At the end of 2017, she joined the Frith lab at Monash University as a PhD student working on hydrogel scaffolds for enthesis repair. The enthesis is the attachment site of a tendon, ligament or joint capsule to bone. The bone-tendon interface transfers stress to the tendon or bone, and is therefore subject to wear and tear. Common and well-known injuries of the bone-tendon interface are the tennis elbow and jumper’s knee. As the enthesis does not restore to its natural anatomy after injury, there is an increase chance of re-injury and prolonged disability. The anatomy of the enthesis is complex, consisting of four zones within a length of 1 mm. The overarching goal of this project therefore, will be to develop a tissue engineered enthesis mimicking this complex native biochemical, biomechanical, and cellular properties of the different zones of the enthesis.

Maria del Rocio Garcia Cruz

Tissue bio-printed muscle patch for repair following heart attack”

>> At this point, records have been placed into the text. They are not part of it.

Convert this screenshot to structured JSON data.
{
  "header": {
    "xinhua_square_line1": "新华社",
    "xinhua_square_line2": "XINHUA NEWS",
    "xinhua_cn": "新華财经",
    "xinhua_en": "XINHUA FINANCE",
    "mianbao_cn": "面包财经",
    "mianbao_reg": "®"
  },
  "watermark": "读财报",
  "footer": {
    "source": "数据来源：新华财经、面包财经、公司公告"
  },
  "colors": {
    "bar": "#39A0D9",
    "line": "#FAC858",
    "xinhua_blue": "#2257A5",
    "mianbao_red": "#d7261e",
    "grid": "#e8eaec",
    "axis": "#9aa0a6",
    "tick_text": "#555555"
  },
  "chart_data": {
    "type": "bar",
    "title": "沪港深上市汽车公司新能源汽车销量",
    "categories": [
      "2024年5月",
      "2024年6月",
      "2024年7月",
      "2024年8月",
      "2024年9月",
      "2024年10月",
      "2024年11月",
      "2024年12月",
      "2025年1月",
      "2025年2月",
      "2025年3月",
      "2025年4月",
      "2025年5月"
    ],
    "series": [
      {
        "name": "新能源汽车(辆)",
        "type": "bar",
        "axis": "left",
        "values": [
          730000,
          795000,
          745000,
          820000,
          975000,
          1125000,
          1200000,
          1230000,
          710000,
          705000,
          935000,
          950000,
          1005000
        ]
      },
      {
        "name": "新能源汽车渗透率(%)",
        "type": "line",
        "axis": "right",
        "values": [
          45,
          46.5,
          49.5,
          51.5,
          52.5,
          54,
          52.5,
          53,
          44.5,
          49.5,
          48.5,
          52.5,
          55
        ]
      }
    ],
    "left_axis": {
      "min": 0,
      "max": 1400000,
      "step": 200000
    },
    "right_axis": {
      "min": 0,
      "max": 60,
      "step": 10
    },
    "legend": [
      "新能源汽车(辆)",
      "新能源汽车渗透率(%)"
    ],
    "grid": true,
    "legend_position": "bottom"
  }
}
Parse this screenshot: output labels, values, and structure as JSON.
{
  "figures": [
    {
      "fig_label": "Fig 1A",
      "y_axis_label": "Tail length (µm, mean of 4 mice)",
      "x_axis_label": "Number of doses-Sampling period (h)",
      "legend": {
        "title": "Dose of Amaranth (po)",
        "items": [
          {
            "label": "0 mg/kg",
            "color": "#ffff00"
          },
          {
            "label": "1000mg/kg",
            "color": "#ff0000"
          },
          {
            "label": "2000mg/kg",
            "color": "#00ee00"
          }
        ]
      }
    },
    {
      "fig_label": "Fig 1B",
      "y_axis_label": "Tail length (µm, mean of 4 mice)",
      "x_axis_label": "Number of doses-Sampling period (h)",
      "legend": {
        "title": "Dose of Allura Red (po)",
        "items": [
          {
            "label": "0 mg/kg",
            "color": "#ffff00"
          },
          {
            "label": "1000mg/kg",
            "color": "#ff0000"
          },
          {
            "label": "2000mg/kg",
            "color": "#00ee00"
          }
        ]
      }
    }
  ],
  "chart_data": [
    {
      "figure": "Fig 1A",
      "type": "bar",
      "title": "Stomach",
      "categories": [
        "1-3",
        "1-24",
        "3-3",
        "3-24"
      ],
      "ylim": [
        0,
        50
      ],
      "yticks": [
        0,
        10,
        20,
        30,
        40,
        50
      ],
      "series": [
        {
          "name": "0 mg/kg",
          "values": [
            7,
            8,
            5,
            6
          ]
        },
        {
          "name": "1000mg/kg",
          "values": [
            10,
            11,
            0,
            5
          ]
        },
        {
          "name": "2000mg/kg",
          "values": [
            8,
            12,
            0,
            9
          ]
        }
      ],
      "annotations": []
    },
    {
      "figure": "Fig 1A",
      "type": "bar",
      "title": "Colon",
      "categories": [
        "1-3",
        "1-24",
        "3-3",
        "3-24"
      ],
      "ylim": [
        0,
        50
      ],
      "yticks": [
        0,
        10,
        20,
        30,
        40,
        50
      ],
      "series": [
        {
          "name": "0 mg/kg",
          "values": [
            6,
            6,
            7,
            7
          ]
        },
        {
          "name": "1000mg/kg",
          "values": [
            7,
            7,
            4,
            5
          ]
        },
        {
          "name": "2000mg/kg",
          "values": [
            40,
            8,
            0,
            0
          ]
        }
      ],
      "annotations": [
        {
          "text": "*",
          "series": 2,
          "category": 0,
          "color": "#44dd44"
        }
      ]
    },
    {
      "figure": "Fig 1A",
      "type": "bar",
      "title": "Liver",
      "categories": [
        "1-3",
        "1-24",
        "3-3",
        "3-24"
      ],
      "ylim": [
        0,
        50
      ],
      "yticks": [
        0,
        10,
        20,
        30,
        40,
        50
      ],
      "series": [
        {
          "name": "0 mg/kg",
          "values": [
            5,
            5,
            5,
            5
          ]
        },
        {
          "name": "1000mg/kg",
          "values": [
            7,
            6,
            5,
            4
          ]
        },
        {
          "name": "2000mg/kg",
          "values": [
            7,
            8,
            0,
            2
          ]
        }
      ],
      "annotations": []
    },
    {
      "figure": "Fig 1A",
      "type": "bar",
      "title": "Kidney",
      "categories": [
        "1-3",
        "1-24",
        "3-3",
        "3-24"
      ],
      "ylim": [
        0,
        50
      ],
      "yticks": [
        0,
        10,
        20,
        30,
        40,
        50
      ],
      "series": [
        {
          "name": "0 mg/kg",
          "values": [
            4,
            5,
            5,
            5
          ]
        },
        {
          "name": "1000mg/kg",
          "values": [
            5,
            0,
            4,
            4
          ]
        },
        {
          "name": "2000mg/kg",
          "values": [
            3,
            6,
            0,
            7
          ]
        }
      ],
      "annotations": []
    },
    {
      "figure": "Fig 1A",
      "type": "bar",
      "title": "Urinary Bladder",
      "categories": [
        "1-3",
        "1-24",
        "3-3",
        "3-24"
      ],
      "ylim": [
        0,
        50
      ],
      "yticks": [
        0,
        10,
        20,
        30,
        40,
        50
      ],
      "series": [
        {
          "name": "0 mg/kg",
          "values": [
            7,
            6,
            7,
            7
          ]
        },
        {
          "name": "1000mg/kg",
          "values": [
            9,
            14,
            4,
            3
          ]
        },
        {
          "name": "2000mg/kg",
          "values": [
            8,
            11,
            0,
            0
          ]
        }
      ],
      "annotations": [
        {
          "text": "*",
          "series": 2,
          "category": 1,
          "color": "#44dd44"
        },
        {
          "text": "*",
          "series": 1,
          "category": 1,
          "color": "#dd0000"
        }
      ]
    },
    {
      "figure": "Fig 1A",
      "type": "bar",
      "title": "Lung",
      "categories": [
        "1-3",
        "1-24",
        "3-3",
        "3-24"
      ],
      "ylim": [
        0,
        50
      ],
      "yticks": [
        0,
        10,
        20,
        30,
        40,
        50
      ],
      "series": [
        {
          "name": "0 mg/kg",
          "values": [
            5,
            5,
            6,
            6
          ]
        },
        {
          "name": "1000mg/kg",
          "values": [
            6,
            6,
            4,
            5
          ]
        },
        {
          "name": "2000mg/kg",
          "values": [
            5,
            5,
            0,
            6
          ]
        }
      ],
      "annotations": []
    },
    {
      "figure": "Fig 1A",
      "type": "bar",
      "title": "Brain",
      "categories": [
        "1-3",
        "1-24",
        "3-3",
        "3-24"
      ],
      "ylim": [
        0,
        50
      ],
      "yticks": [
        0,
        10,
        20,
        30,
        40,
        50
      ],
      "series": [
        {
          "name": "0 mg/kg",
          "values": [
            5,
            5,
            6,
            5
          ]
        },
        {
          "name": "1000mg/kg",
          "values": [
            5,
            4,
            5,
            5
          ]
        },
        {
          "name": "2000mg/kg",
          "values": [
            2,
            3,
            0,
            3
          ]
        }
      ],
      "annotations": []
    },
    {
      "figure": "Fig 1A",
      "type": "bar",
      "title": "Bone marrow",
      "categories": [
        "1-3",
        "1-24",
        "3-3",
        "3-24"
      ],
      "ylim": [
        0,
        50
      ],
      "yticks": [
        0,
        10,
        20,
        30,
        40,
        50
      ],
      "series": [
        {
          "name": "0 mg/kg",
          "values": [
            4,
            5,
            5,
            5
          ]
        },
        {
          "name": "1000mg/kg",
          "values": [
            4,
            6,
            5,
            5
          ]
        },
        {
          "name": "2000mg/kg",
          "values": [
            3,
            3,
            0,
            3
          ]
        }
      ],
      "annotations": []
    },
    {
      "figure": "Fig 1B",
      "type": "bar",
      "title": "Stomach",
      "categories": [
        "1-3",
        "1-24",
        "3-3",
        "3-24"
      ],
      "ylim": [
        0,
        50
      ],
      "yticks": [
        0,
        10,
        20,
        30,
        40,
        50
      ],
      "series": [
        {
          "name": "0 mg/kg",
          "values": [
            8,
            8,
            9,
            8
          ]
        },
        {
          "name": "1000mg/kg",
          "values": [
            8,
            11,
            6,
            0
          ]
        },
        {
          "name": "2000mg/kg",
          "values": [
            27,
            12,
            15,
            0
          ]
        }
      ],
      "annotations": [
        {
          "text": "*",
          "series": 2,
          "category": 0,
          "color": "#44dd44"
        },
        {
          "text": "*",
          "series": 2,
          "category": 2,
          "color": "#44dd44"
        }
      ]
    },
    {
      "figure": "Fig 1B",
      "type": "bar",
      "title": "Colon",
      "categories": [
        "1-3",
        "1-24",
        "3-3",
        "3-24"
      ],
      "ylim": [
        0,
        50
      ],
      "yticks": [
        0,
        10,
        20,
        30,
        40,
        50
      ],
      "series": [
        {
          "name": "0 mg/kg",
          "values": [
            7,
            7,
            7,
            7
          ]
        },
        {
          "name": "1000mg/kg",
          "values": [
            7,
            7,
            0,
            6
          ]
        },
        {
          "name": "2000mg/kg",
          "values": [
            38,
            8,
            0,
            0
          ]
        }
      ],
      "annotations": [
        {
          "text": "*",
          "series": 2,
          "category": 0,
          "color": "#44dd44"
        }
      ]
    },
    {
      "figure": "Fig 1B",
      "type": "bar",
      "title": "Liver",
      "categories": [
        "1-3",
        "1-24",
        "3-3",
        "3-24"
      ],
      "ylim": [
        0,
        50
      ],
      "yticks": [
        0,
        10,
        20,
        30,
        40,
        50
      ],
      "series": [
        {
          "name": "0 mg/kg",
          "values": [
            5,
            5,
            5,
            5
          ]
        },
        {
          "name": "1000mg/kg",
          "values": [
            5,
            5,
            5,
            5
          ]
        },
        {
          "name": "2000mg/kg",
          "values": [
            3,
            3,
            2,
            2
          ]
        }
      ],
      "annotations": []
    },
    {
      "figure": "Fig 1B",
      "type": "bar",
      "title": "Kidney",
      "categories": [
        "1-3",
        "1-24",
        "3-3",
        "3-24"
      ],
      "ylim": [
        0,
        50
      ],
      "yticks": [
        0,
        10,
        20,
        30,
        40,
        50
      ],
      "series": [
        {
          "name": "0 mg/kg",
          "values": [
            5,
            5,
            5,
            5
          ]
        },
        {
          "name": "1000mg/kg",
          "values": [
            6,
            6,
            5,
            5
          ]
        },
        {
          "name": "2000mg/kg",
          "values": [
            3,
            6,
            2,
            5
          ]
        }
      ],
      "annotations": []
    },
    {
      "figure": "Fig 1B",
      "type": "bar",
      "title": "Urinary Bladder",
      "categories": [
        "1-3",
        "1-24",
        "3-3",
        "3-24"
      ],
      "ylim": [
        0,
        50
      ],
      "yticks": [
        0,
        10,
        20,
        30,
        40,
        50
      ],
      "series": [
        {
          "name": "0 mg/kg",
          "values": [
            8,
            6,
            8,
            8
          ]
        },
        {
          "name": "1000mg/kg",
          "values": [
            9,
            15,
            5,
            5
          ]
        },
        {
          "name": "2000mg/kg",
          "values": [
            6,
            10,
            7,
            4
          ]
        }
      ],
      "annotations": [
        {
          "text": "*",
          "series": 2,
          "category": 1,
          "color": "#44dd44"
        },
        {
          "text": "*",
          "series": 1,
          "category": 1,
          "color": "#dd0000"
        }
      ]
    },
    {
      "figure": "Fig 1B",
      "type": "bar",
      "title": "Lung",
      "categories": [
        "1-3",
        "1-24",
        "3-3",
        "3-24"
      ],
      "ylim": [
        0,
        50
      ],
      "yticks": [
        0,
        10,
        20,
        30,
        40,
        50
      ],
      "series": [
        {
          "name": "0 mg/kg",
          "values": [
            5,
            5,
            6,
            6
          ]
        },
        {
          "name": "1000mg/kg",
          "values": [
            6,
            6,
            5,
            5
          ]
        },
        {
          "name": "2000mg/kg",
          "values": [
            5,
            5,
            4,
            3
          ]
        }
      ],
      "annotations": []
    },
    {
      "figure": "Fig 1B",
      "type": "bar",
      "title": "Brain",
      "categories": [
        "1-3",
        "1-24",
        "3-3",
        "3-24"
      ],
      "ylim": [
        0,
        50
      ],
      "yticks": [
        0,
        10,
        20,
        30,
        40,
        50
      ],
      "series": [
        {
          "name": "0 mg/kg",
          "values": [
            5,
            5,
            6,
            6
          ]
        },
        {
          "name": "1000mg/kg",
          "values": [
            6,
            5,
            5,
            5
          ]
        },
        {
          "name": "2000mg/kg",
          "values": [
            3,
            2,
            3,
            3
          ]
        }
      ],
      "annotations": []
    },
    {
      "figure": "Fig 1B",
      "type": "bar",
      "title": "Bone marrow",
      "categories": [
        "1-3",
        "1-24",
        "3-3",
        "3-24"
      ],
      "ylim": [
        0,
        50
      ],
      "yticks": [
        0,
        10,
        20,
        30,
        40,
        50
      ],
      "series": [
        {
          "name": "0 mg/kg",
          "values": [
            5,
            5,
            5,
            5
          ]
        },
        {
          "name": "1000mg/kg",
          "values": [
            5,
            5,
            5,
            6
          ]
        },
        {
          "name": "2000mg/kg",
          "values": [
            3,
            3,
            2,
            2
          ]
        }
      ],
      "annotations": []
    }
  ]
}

Co-supervisors: Laurence Meagher (primary)

Maria Garcia

She received her Bachelor degree in Biochemistry from University of Seville (Spain) in 2012, and MSc in Biochemistry, Molecular biology and Biomedicine from Univerity Complutense of Madrid (Spain) in 2014. During her MSc she  investigated the function of the telomeric RNA and the Sirtuins 1&6 on telomere length regulation in lung cancer, for the use of these elements as possible prognostic markers.

Maria was accepted as a PhD student at Monash University in 2016, under the supervision of Laurence Meagher and Jess Frith. She is currently working in the field of cardiac tissue engineering, aiming to improve cardiac regeneration after heart attack by developing a 3D bio-printed scaffold with similar properties as the myocardium based on the extrusion of designed biomaterials with encapsulated cardiac progenitors.

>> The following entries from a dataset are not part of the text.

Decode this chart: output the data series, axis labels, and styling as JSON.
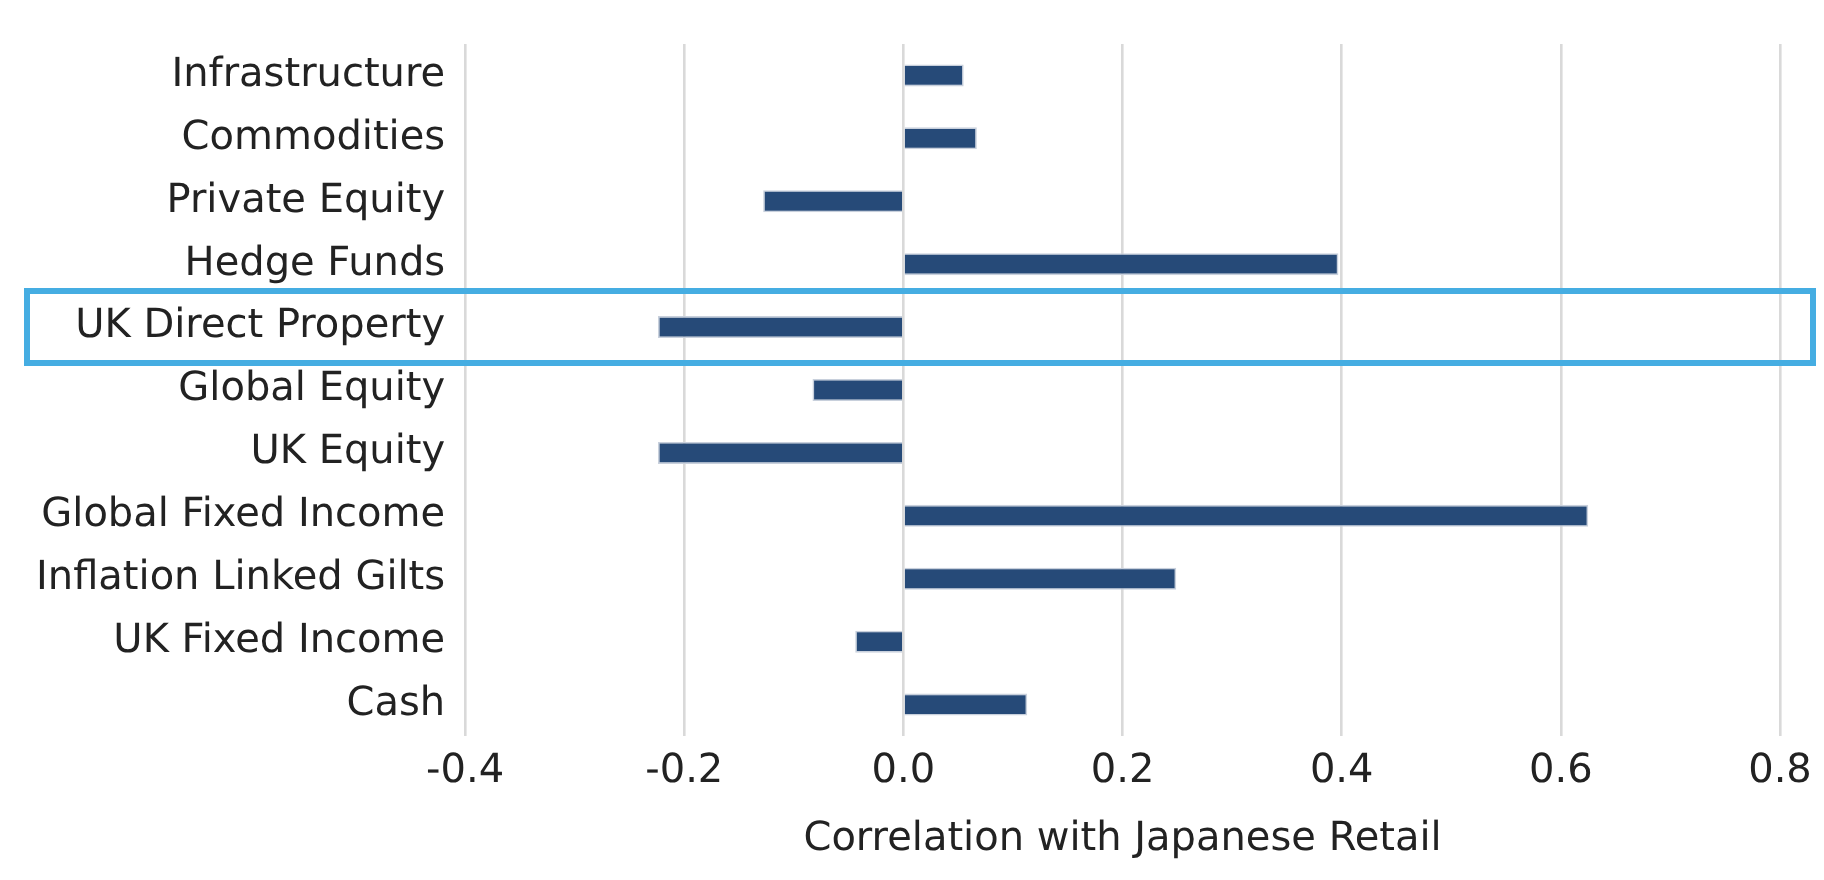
{
  "chart_data": {
    "type": "bar",
    "orientation": "horizontal",
    "xlabel": "Correlation with Japanese Retail",
    "categories": [
      "Infrastructure",
      "Commodities",
      "Private Equity",
      "Hedge Funds",
      "UK Direct Property",
      "Global Equity",
      "UK Equity",
      "Global Fixed Income",
      "Inflation Linked Gilts",
      "UK Fixed Income",
      "Cash"
    ],
    "values": [
      0.055,
      0.067,
      -0.128,
      0.397,
      -0.224,
      -0.083,
      -0.224,
      0.625,
      0.249,
      -0.044,
      0.113
    ],
    "color": "#264a78",
    "xlim": [
      -0.4,
      0.8
    ],
    "xticks": [
      {
        "value": -0.4,
        "label": "-0.4"
      },
      {
        "value": -0.2,
        "label": "-0.2"
      },
      {
        "value": 0,
        "label": "0.0"
      },
      {
        "value": 0.2,
        "label": "0.2"
      },
      {
        "value": 0.4,
        "label": "0.4"
      },
      {
        "value": 0.6,
        "label": "0.6"
      },
      {
        "value": 0.8,
        "label": "0.8"
      }
    ],
    "grid": "x",
    "legend": false
  }
}
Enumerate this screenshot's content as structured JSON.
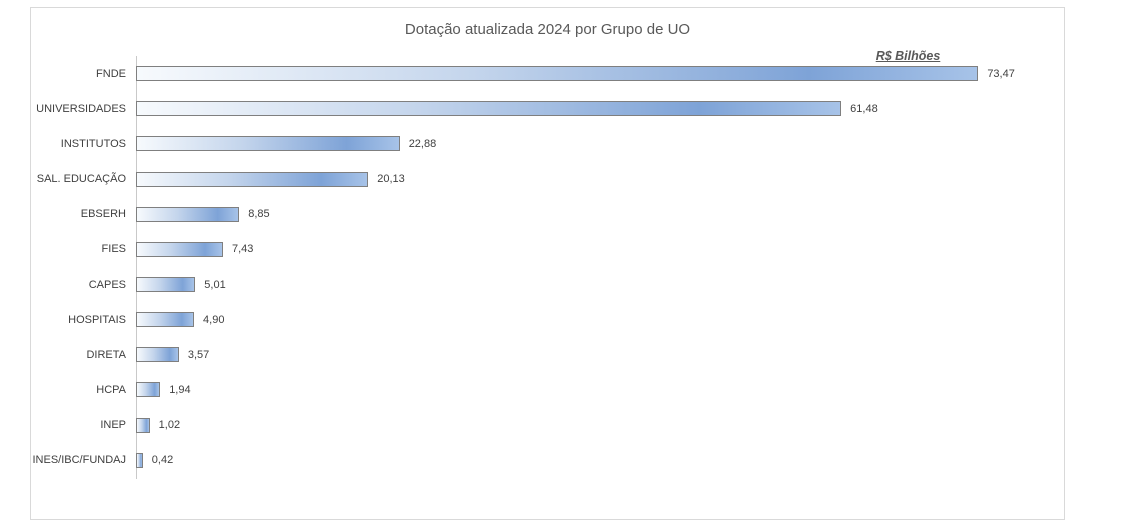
{
  "chart_data": {
    "type": "bar",
    "orientation": "horizontal",
    "title": "Dotação atualizada 2024 por Grupo de UO",
    "units_annotation": "R$ Bilhões",
    "categories": [
      "FNDE",
      "UNIVERSIDADES",
      "INSTITUTOS",
      "SAL. EDUCAÇÃO",
      "EBSERH",
      "FIES",
      "CAPES",
      "HOSPITAIS",
      "DIRETA",
      "HCPA",
      "INEP",
      "INES/IBC/FUNDAJ"
    ],
    "values": [
      73.47,
      61.48,
      22.88,
      20.13,
      8.85,
      7.43,
      5.01,
      4.9,
      3.57,
      1.94,
      1.02,
      0.42
    ],
    "value_labels": [
      "73,47",
      "61,48",
      "22,88",
      "20,13",
      "8,85",
      "7,43",
      "5,01",
      "4,90",
      "3,57",
      "1,94",
      "1,02",
      "0,42"
    ],
    "xlim": [
      0,
      80
    ],
    "grid": false,
    "legend": false,
    "colors": {
      "bar_gradient_start": "#f7fafd",
      "bar_gradient_main": "#7ea3d7",
      "bar_gradient_end": "#a7c3e8",
      "bar_border": "#7f7f7f",
      "axis_line": "#c9c9c9",
      "frame_border": "#d9d9d9",
      "title_text": "#595959",
      "label_text": "#404040"
    }
  }
}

Her research interests include stem cell biology, tissue engineering, biomedical and genetic engineering as well as 3D bio-printing.

Kaushik Rangarajan

“Biomechanics of stem cells growing on synthetic, chemically defined polymer coatings”

Co-supervisors: Laurence Meagher

Erin Brodie

“Development of 3D Printed, Tuned Materials for Maxillofacial Reconstructive Surgery”

Erin Brodie

Co-supervisors: Andrey Molotnikov (primary)

Erin graduated from a double degree of Bachelor of Materials Engineering (Hons)/Bachelor of Arts (German) from Monash University in 2016. A curiosity for how metals bond to bone led her to begin a PhD in 2017 focusing on developing new additively manufactured materials for facial implants. Throughout this research she is working closely with head and neck surgeon, Dr. Elizabeth Sigston, intent on developing an implant to improve the quality of life of patients.

Her research is directed toward metallic alloy development using Selective Laser Melting (SLM) processing and she is working with the Frith laboratory to assess which alloy is most suited for bone implant applications. The additively manufactured alloys are assessed for both their mechanical properties and biological response, through direct contact with MSCs.